Maybe if I just believe what everybody agrees is real, then everything will be okay.
He tried. But most afternoons he found himself back at Hardy Lake, sitting under the cottonwood, making shallow cuts on his arms, remembering things that had never happened.
One evening, he returned from Hardy Lake and found his parents and Will already sitting at the dinner table, eating chicken casserole. There were only three place settings. His mother looked at him with a puzzled expression.
“Well, who do we have here?”
“Will, is this one of your friends?” his dad asked.
Tom thought they were messing with him. Was he late for dinner? Then he saw the bewildered expression on Will’s face and he knew they weren’t kidding.
“I don’t know him,” Will said.
Tom was too shocked to breathe, let alone speak.
“Young man,” his father said, standing up, “may I ask what you are doing walking into our home without knocking?”
“Maybe he’s lost, dear,” his mother said, looking at Tom with an utter lack of recognition.
“Mom! It’s me!” Tom said. “Tom!”
Mrs. Krause blinked, her face blurred, then snapped back into focus.
“Tom,” she said. “Where have you been?” She stood up. “Let me get you a plate.”
His dad grunted and sat back down, shaking his head in confusion. Will was staring at Tom as if he had sprouted antlers.
“What
happened
to you?” Will asked.
“Nothing,” Tom said, even as he was thinking,
Everything happened to me!
Either he really was Krazy Krause, or the entire universe was going nuts. Numbly, he sat down at his usual place. His mother set a plate and utensils before him, and he served himself some chicken casserole. It tasted the same as always — a favorite comfort food — and the rest of the meal went on as if nothing odd had happened.
H
OPEWELL, 1997 CE
T
HE TWO-LANE HIGHWAY RAN DEAD STRAIGHT INTO THE
setting sun.

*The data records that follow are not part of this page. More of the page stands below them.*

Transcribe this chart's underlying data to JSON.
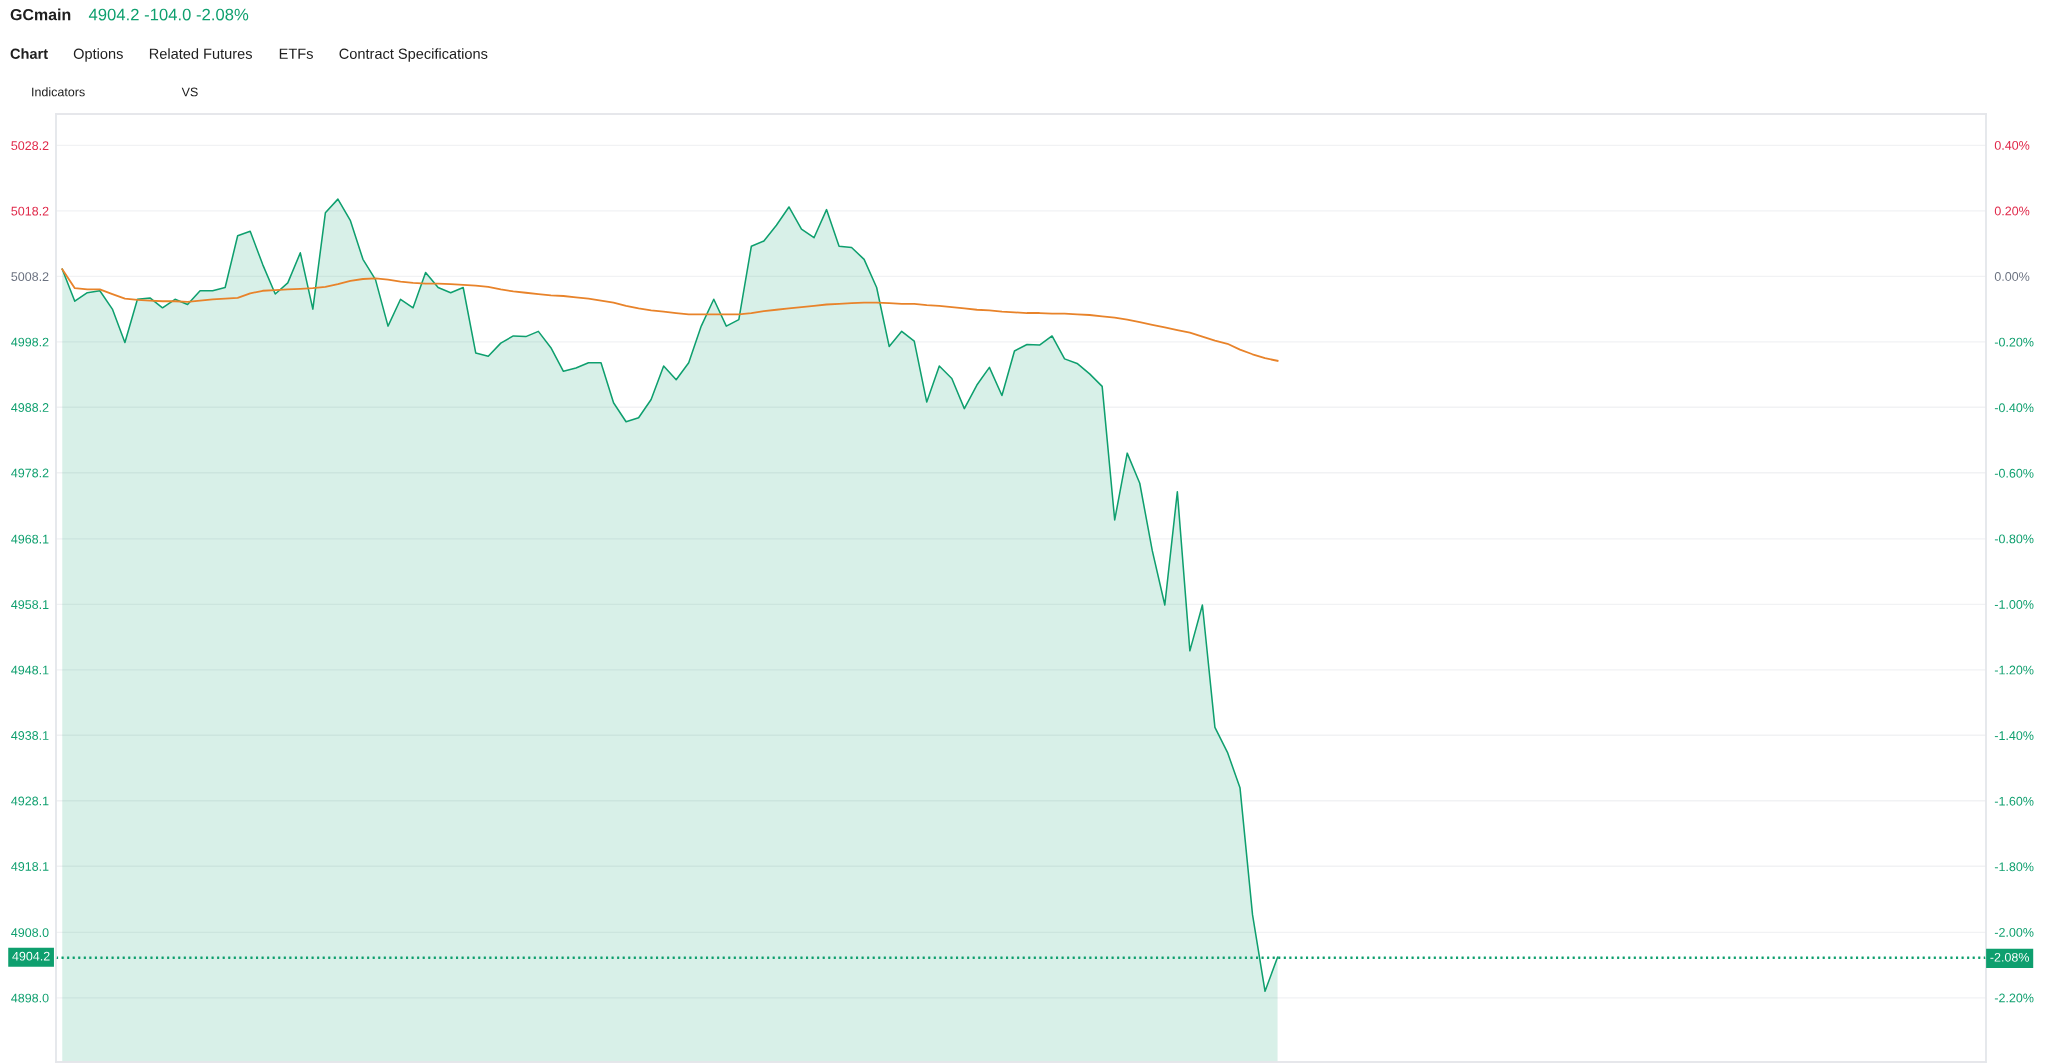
{
  "chart_data": {
    "type": "area",
    "title": "GCmain",
    "subtitle": "4904.2 -104.0 -2.08%",
    "annotations": [
      "Chart",
      "Options",
      "Related Futures",
      "ETFs",
      "Contract Specifications",
      "Indicators",
      "VS"
    ],
    "categories": [
      null,
      null,
      null,
      null,
      null,
      null,
      null,
      null,
      null,
      null,
      null,
      null,
      null,
      null,
      null,
      null,
      null,
      null,
      null,
      null,
      null,
      null,
      null,
      null,
      null,
      null,
      null,
      null,
      null,
      null,
      null,
      null,
      null,
      null,
      null,
      null,
      null,
      null,
      null,
      null,
      null,
      null,
      null,
      null,
      null,
      null,
      null,
      null,
      null,
      null,
      null,
      null,
      null,
      null,
      null,
      null,
      null,
      null,
      null,
      null,
      null,
      null,
      null,
      null,
      null,
      null,
      null,
      null,
      null,
      null,
      null,
      null,
      null,
      null,
      null,
      null,
      null,
      null,
      null,
      null,
      null,
      null,
      null,
      null,
      null,
      null,
      null,
      null,
      null,
      null,
      null,
      null,
      null,
      null,
      null,
      null,
      null,
      null
    ],
    "series": [
      {
        "color": "#0e9f6e",
        "values": [
          5009.3,
          5004.4,
          5005.7,
          5006.0,
          5003.2,
          4998.1,
          5004.7,
          5004.9,
          5003.4,
          5004.7,
          5003.9,
          5006.0,
          5006.0,
          5006.5,
          5014.4,
          5015.1,
          5010.0,
          5005.5,
          5007.2,
          5011.8,
          5003.2,
          5017.9,
          5020.0,
          5016.7,
          5010.8,
          5007.7,
          5000.6,
          5004.7,
          5003.4,
          5008.8,
          5006.5,
          5005.7,
          5006.5,
          4996.5,
          4996.0,
          4998.0,
          4999.1,
          4999.0,
          4999.8,
          4997.3,
          4993.7,
          4994.2,
          4995.0,
          4995.0,
          4988.9,
          4986.0,
          4986.6,
          4989.4,
          4994.5,
          4992.4,
          4995.0,
          5000.6,
          5004.7,
          5000.6,
          5001.6,
          5012.8,
          5013.6,
          5016.0,
          5018.8,
          5015.4,
          5014.1,
          5018.4,
          5012.8,
          5012.6,
          5010.8,
          5006.5,
          4997.5,
          4999.8,
          4998.3,
          4989.0,
          4994.5,
          4992.6,
          4988.0,
          4991.6,
          4994.3,
          4990.0,
          4996.8,
          4997.8,
          4997.7,
          4999.1,
          4995.6,
          4994.9,
          4993.3,
          4991.4,
          4971.0,
          4981.2,
          4976.6,
          4966.3,
          4958.0,
          4975.3,
          4951.0,
          4958.0,
          4939.3,
          4935.5,
          4930.1,
          4910.7,
          4899.0,
          4904.2
        ]
      },
      {
        "type": "line",
        "color": "#e8832a",
        "values": [
          5009.3,
          5006.4,
          5006.2,
          5006.2,
          5005.5,
          5004.8,
          5004.6,
          5004.5,
          5004.4,
          5004.4,
          5004.3,
          5004.5,
          5004.7,
          5004.8,
          5004.9,
          5005.6,
          5006.0,
          5006.1,
          5006.2,
          5006.3,
          5006.4,
          5006.6,
          5007.0,
          5007.5,
          5007.8,
          5007.9,
          5007.7,
          5007.4,
          5007.2,
          5007.1,
          5007.1,
          5007.0,
          5006.9,
          5006.8,
          5006.6,
          5006.2,
          5005.9,
          5005.7,
          5005.5,
          5005.3,
          5005.2,
          5005.0,
          5004.8,
          5004.5,
          5004.2,
          5003.7,
          5003.3,
          5003.0,
          5002.8,
          5002.6,
          5002.4,
          5002.4,
          5002.4,
          5002.4,
          5002.4,
          5002.6,
          5002.9,
          5003.1,
          5003.3,
          5003.5,
          5003.7,
          5003.9,
          5004.0,
          5004.1,
          5004.2,
          5004.2,
          5004.1,
          5004.0,
          5004.0,
          5003.8,
          5003.7,
          5003.5,
          5003.3,
          5003.1,
          5003.0,
          5002.8,
          5002.7,
          5002.6,
          5002.6,
          5002.5,
          5002.5,
          5002.4,
          5002.3,
          5002.1,
          5001.9,
          5001.6,
          5001.2,
          5000.8,
          5000.4,
          5000.0,
          4999.6,
          4999.0,
          4998.4,
          4997.9,
          4997.0,
          4996.3,
          4995.7,
          4995.3
        ]
      }
    ],
    "ylim": [
      4888.2,
      5033.0
    ],
    "yticks": [
      5028.2,
      5018.2,
      5008.2,
      4998.2,
      4988.2,
      4978.2,
      4968.1,
      4958.1,
      4948.1,
      4938.1,
      4928.1,
      4918.1,
      {
        "value": 4908.0,
        "label": "4908.0"
      },
      {
        "value": 4898.0,
        "label": "4898.0"
      }
    ],
    "y2lim": [
      -2.396,
      0.495
    ],
    "y2ticks": [
      {
        "value": 0.4,
        "label": "0.40%"
      },
      {
        "value": 0.2,
        "label": "0.20%"
      },
      {
        "value": 0,
        "label": "0.00%"
      },
      {
        "value": -0.2,
        "label": "-0.20%"
      },
      {
        "value": -0.4,
        "label": "-0.40%"
      },
      {
        "value": -0.6,
        "label": "-0.60%"
      },
      {
        "value": -0.8,
        "label": "-0.80%"
      },
      {
        "value": -1.0,
        "label": "-1.00%"
      },
      {
        "value": -1.2,
        "label": "-1.20%"
      },
      {
        "value": -1.4,
        "label": "-1.40%"
      },
      {
        "value": -1.6,
        "label": "-1.60%"
      },
      {
        "value": -1.8,
        "label": "-1.80%"
      },
      {
        "value": -2.0,
        "label": "-2.00%"
      },
      {
        "value": -2.2,
        "label": "-2.20%"
      }
    ],
    "ref_lines": [
      {
        "axis": "y",
        "value": 4904.2,
        "label": "4904.2",
        "color": "#0e9f6e",
        "line_style": "dotted"
      },
      {
        "axis": "y2",
        "value": -2.08,
        "label": "-2.08%",
        "color": "#0e9f6e",
        "line_style": "dotted"
      }
    ],
    "grid": true,
    "tick_labels": "y"
  }
}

Kosh brought the Mustang up to one hundred miles per hour. Pedal to the floor, he leaned back in his seat and stared at the rapidly advancing horizon. On either side, snow-dusted fields of harvested corn, white, gold, and black, blurred to flickering yellow-gray. One oh two. One oh four. He came up over a low rise; at the top, the weight came off the wheels, and for a moment he was flying. The Mustang touched down. One oh five.
Ahead, a yellow sign announced a coming curve. He eased back on the accelerator, disappointed. He’d gone faster than that on his bike. He’d hoped for more from the Mustang. He touched the brake, brought the car down to thirty, eased onto the shoulder, and pulled a tire-screeching U-turn.
The dash clock read 6:36. Emily was expecting him at seven. He brought the Mustang back up to eighty and headed back toward Hopewell.
He was so dead. So totally, irredeemably dead.
Emily’s best friend, Karen Jonas, lived just south of Hopewell in a house set into a cornfield that had once been part of the Hauser farmstead. George Hauser had been selling off parcels of his land for years, some to other farmers, some to folks looking to build homes. Karen’s father had a job with the county, something to do with taxes. He’d put a three-story home on a half acre notched into Hauser’s east field — a blocky square house sitting on a square half acre of perfect lawn walled on three sides by dry cornstalks.